Estas frases con las que comienza Los crímenes de la Rue Morgue son casi una declaración de principios. Las dice el narrador anónimo de las hazañas intelectuales de C. Auguste Dupin y van a marcar a generaciones de detectives, cuyo gusto por la deducción los conducirá a la fama.

Siendo Dupin el padre de todos los detectives, no es el que más fama ha alcanzado. Digamos, no obstante que las noticias que tenemos sobre su existencia son escasas. Sabemos que se trata de un joven caballero procedente de una familia ilustre venida a menos. Sabemos que esta caída social y económica le indujo a retirarse de la vida y a cultivar la mente como una forma digna de sobrellevar su desgracia. Lo encontramos por primera vez en una librería de la calle Montmartre, en París, y a partir de ese momento su personalidad, en lugar de abrirse, se vuelve más misteriosa. Habla poco y parece carecer de las emociones que atormentan o alegran la vida del resto de los humanos. Su gusto por la ciencia y por la deducción han hecho de él una máquina pensante que convierte toda la información recibida a través de los orificios de los ojos y de los oídos en un proceso analítico en el que ya no queda espacio para los sentimientos. Esa información, elaborada en el interior de un cerebro complejo y ordenado, es devuelta a través de otro orificio, el de la boca, con la misma precisión con la que un ordenador bien programado nos daría la resolución de un enigma. Tal vez ha sido por semejante postura ante la vida por lo que su figura ha despertado el interés no sólo de los escritores que después pretendieron imitarle, sino de filósofos ilustres.

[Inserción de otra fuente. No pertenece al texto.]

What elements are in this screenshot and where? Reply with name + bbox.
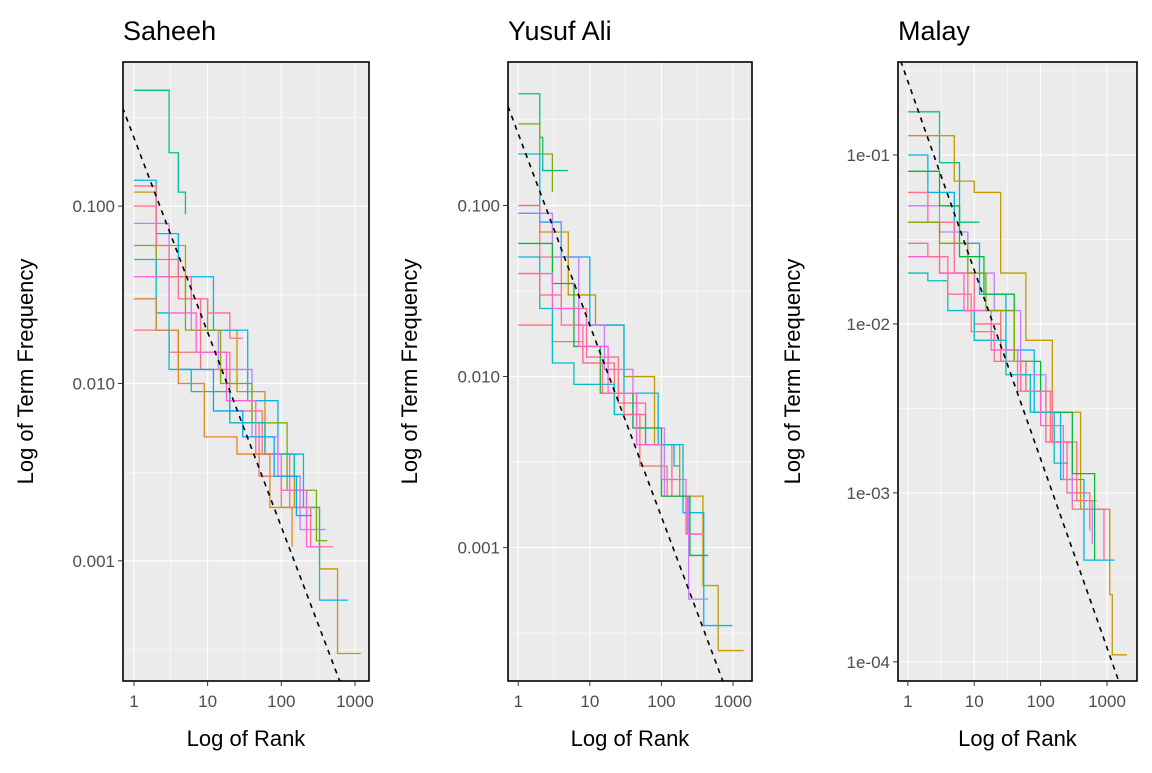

Así, por ejemplo, Jacques Lacan, considerado como una de las máximas figuras en el campo del psicoanálisis moderno, ha dedicado a La carta robada un complejo estudio en el que identifica la figura de Dupin con la del psicoanalista.

Tampoco Sherlock Holmes pudo escapar a la atracción ejercida por este personaje misterioso y frío, cuando en una de las novelas en las que interviene lo saca a relucir, aunque sólo sea para criticarlo. De Sherlock Holmes, sin embargo, sabemos muchas más cosas. Ha tenido innumerables biógrafos y, si hiciésemos una encuesta, muchas personas sabrían decirnos algo de su vida, aunque desconocieran por completo la personalidad de su creador, Conan Doyle.

Vivía Sherlock Holmes con el doctor Watson en el 221 de Baker Street; había nacido el 6 de enero de 1854 y llegó a ser Caballero de la Legión de Honor. Con Holmes el detective se humaniza sin que por eso pierda un ápice del carácter analítico de que hacen gala estos investigadores. A lo largo de los relatos en los que aparece nos es posible ver algunos de los rasgos más característicos de su personalidad, como su manía por el orden, puestos de manifiesto en las escenas de la vida cotidiana a las que Conan Doyle nos permite asistir.

De los detectives citados, ninguno de ellos pertenece a la policía y ninguno de ellos toma sobre sí la responsabilidad de prestigiar esta institución. La relación de estos seres con la policía suele ser de competencia y desconfianza mutua.

En algunos casos, incluso, la policía oficial es sometida a duras críticas por su ineficacia, que contrasta con los grandes medios de que dispone para la represión del mal.